In 1994 I was happy as a member of The Camera Club . I took photographs of models at residencies, and I was content to ballance the lighting to give soft lighting like this picture of the lovely Jade, a.k.a. Maria Sherrif
One weekend, shortly after taking this shot, I was stewarding at the club and I showed the results of the latest shoot to Tom Dougan, who was head steward at the time. He remarked that they had very flat lighting, which was what I had been trying to achieve. He suggested that I might want to try using shadows to improve the pictures and that I should learn to 'read' pictures to figure out how they were lit so that I could try to replicate results that I thought were good.
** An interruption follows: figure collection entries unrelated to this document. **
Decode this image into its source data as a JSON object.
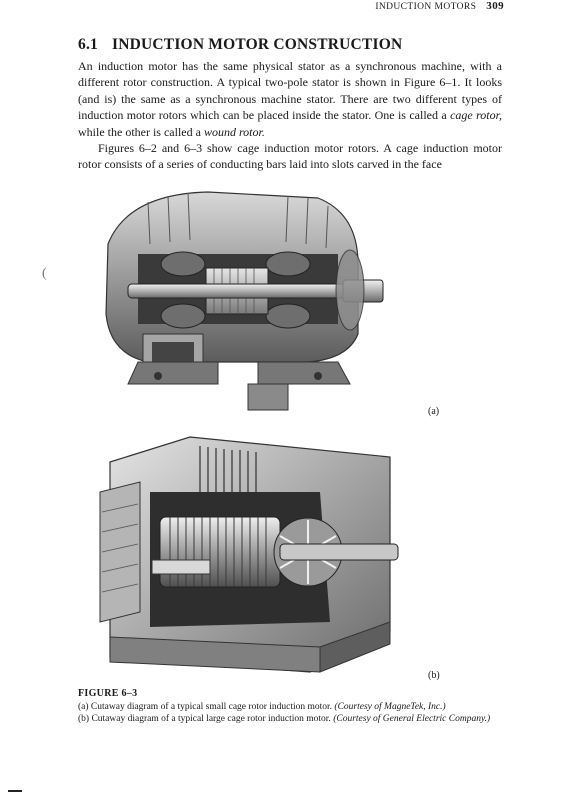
{
  "header": {
    "running_title": "INDUCTION MOTORS",
    "page_number": "309"
  },
  "section": {
    "number": "6.1",
    "title": "INDUCTION MOTOR CONSTRUCTION"
  },
  "paragraphs": {
    "p1": {
      "before_cage": "An induction motor has the same physical stator as a synchronous machine, with a different rotor construction. A typical two-pole stator is shown in Figure 6–1. It looks (and is) the same as a synchronous machine stator. There are two different types of induction motor rotors which can be placed inside the stator. One is called a ",
      "cage_term": "cage rotor,",
      "middle": " while the other is called a ",
      "wound_term": "wound rotor.",
      "after": ""
    },
    "p2": "Figures 6–2 and 6–3 show cage induction motor rotors. A cage induction motor rotor consists of a series of conducting bars laid into slots carved in the face"
  },
  "figure": {
    "label_a": "(a)",
    "label_b": "(b)",
    "caption_title": "FIGURE 6–3",
    "caption_a_text": "(a) Cutaway diagram of a typical small cage rotor induction motor. ",
    "caption_a_credit": "(Courtesy of MagneTek, Inc.)",
    "caption_b_text": "(b) Cutaway diagram of a typical large cage rotor induction motor. ",
    "caption_b_credit": "(Courtesy of General Electric Company.)"
  }
}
The whole conversation took about half an hour or less and was no more detailed that I have given above. These were two new concepts to me at the time, and I gave the matter some thought over the next couple of weeks.
I decided that I would try to follow the advice about direction of light at the next studio session that I booked, which was with Hellen Hartley, a model that Ian Greaves was raving about as the best model he had ever shot. When I saw the results of this shoot most of the pictures went straight into the bin, and the camera nearly went with it!

I realised that I had set the lighting up with the studio lights on and couldn't see how the shadows were being cast because of the ambient lighting drowning out the modelling lights. I had also neglected to make sure that the lights cast a natural shadow (lighting from the sun is usually from above, so is room lighting - so we naturally think that shadows should be under the nose and chin). The opposite effect is much used in horror movies to give an eerie feel to the picture, so lighting from below is sometimes called 'Horror' lighting.
I realised that I had a lot to learn now, and resolved to do better at my next session, which was a residency with a popular model of the time. I had a few different lighting set-ups in this session and I did a lot better than with Hellen. One of my favourite pictures is this one.

As I was setting the lighting up the model said "are you sure you know what you're doing with these lights?". About a month later the judge at an inter-club competition (Roger Maile - the efitor of 'Creative Monochrome') gave it a 10, which maybe answers the question.

Key principles in lighting

Look at pictures and learn

Over the years the concept of reading the picture has become more and more prominent in my mind and my photography. I find myself doing it when I look at pictures from other people, be it at a club, on the web, or in fashion stores when my wife is looking for new clothes.